Through art, we experience certain kinds of truth, including:

  • emotional truth,
  • cultural values,
  • sensory experience,
  • sense-making, and
  • meaning-making

Notice the delicious language used by artists and the differences in aesthetics that drive their work:

That inner voice has both gentleness and clarity. So to get to authenticity, you really keep going down to the bone, to the honesty, and the inevitability of something. —Meredith Monk, composer

My art is an attempt to reach beyond the surface appearance. I want to see growth in wood, time in stone, nature in a city, and I do not mean its parks but a deeper understanding that a city is nature too-the ground upon which it is built, the stone with which it is made. —Andy Goldsworthy, environmental sculptor

Both the grand and the intimate aspects of nature can be revealed in the expressive photograph.

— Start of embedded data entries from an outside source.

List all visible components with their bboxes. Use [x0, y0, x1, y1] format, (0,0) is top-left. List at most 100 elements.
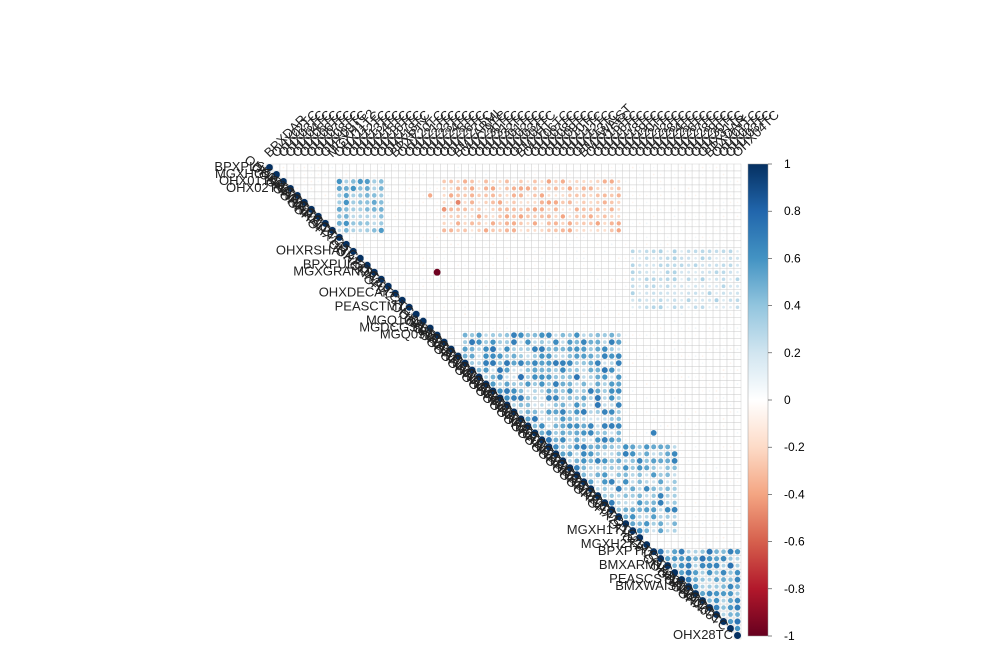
correlation-mark: [542, 328, 543, 329]
correlation-mark: [526, 333, 531, 338]
correlation-mark: [702, 440, 703, 441]
correlation-mark: [623, 507, 628, 512]
matrix-cell: [350, 164, 357, 171]
correlation-mark: [674, 209, 676, 211]
correlation-mark: [660, 327, 662, 329]
correlation-mark: [681, 223, 682, 224]
correlation-mark: [631, 299, 634, 302]
correlation-mark: [737, 544, 738, 545]
correlation-mark: [437, 167, 438, 168]
correlation-mark: [651, 500, 656, 505]
correlation-mark: [533, 201, 536, 204]
correlation-mark: [653, 174, 655, 176]
correlation-mark: [708, 285, 711, 288]
correlation-mark: [588, 444, 593, 449]
correlation-mark: [542, 244, 543, 245]
correlation-mark: [546, 430, 552, 436]
correlation-mark: [595, 402, 601, 408]
correlation-mark: [589, 466, 593, 470]
correlation-mark: [588, 388, 594, 394]
correlation-mark: [513, 321, 514, 322]
correlation-mark: [610, 201, 614, 205]
correlation-mark: [638, 292, 641, 295]
correlation-mark: [500, 272, 501, 273]
correlation-mark: [737, 363, 738, 364]
correlation-mark: [574, 430, 579, 435]
correlation-mark: [351, 200, 355, 204]
correlation-mark: [423, 167, 424, 168]
correlation-mark: [631, 501, 634, 504]
correlation-mark: [695, 488, 697, 490]
correlation-mark: [512, 376, 515, 379]
correlation-mark: [505, 228, 509, 232]
correlation-mark: [437, 258, 438, 259]
correlation-mark: [632, 167, 634, 169]
correlation-mark: [457, 285, 459, 287]
correlation-mark: [632, 202, 634, 204]
correlation-mark: [450, 327, 452, 329]
correlation-mark: [457, 292, 459, 294]
correlation-mark: [709, 167, 711, 169]
correlation-mark: [311, 174, 312, 175]
correlation-mark: [324, 174, 326, 176]
correlation-mark: [616, 388, 622, 394]
correlation-mark: [730, 384, 731, 385]
correlation-mark: [639, 244, 640, 245]
matrix-cell: [469, 311, 476, 318]
correlation-mark: [498, 222, 501, 225]
correlation-mark: [631, 480, 634, 483]
colorbar: 10.80.60.40.20-0.2-0.4-0.6-0.8-1: [748, 157, 805, 643]
correlation-mark: [680, 299, 683, 302]
correlation-mark: [660, 356, 661, 357]
correlation-mark: [644, 459, 648, 463]
correlation-mark: [722, 270, 726, 274]
correlation-mark: [723, 481, 724, 482]
correlation-mark: [667, 390, 669, 392]
correlation-mark: [602, 409, 608, 415]
matrix-cell: [420, 206, 427, 213]
correlation-mark: [660, 202, 661, 203]
correlation-mark: [451, 272, 452, 273]
correlation-mark: [688, 439, 689, 440]
correlation-mark: [688, 537, 690, 539]
correlation-mark: [723, 215, 725, 217]
correlation-mark: [478, 279, 479, 280]
correlation-mark: [729, 306, 732, 309]
correlation-mark: [609, 409, 615, 415]
correlation-mark: [561, 201, 565, 205]
correlation-mark: [444, 293, 445, 294]
correlation-mark: [702, 383, 703, 384]
correlation-mark: [716, 509, 717, 510]
correlation-mark: [687, 306, 689, 308]
correlation-mark: [581, 423, 586, 428]
correlation-mark: [611, 265, 612, 266]
correlation-mark: [500, 167, 501, 168]
correlation-mark: [639, 384, 640, 385]
correlation-mark: [597, 328, 598, 329]
correlation-mark: [653, 342, 654, 343]
correlation-mark: [716, 418, 717, 419]
correlation-mark: [379, 207, 384, 212]
correlation-mark: [492, 321, 493, 322]
correlation-mark: [702, 474, 704, 476]
correlation-mark: [345, 174, 347, 176]
correlation-mark: [402, 188, 403, 189]
correlation-mark: [360, 167, 361, 168]
correlation-mark: [737, 488, 738, 489]
correlation-mark: [387, 188, 389, 190]
correlation-mark: [665, 458, 670, 463]
correlation-mark: [443, 320, 445, 322]
correlation-mark: [450, 237, 451, 238]
correlation-mark: [505, 187, 509, 191]
correlation-mark: [478, 327, 479, 328]
correlation-mark: [519, 403, 524, 408]
correlation-mark: [737, 181, 739, 183]
correlation-mark: [625, 363, 626, 364]
correlation-mark: [429, 272, 430, 273]
correlation-mark: [507, 244, 508, 245]
correlation-mark: [610, 466, 614, 470]
correlation-mark: [568, 417, 573, 422]
correlation-mark: [443, 251, 445, 253]
correlation-mark: [381, 174, 382, 175]
correlation-mark: [540, 403, 544, 407]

Both can stir enduring affirmations and discoveries, and can surely help the spectator in his search for identification with the vast world of natural beauty and the wonder surrounding him. —Ansel Adams, photographer

My aim in painting is to create pulsating, luminous, and open surfaces that emanate a mystic light, in accordance with my deepest insight into the experience of life and nature. —Hans Hofmann, abstract painter

I was not ready for abstraction. I clung to earth and her dear shapes, her density, her herbage, her juice. I wanted her volume, and I wanted to hear her throb. —Emily Carr, painter

In our life there is a single color, as on an artist’s palette, which provides the meaning of life and art. It is the color of love. —Marc Chagall, painter

Each of these statements illustrates how intertwined life and art are. Art is not divorced from life but rather informs life. We can enrich our own life and work, by incorporating the aesthetics of emotion, sensory experience, values, and sense-making into daily experiences.

Art is about paying attention

Artistic qualities such as: Seeing with new eyes, sensing and perceiving, mastery, finding beauty, meaning, elegance, rhythm, melody, harmony, and composition — can be applied to all aspects of our lives.

Reflect on these qualities and ask yourself which ones are present in your life and which ones are missing. How would you describe the rhythm of your life and work? How could you achieve more elegance in your work? How can you enhance the aesthetic experience of your customers?

When I coach people undergoing a transition in their lives, I encourage them to be imaginative. Rather than focusing on problems, we focus on possibilities and finding artful solutions.

If you could design your future, what would it look like? How would you compose the different elements? What does it take to lead an artful life? 

Action

Creative expression is one of the keys to living and working artfully. Imagination without action doesn’t make you creative; it only makes you imaginative. Action brings ideas to life. With imagination, observation, reflection and practice, you can transform the mundane into the artful.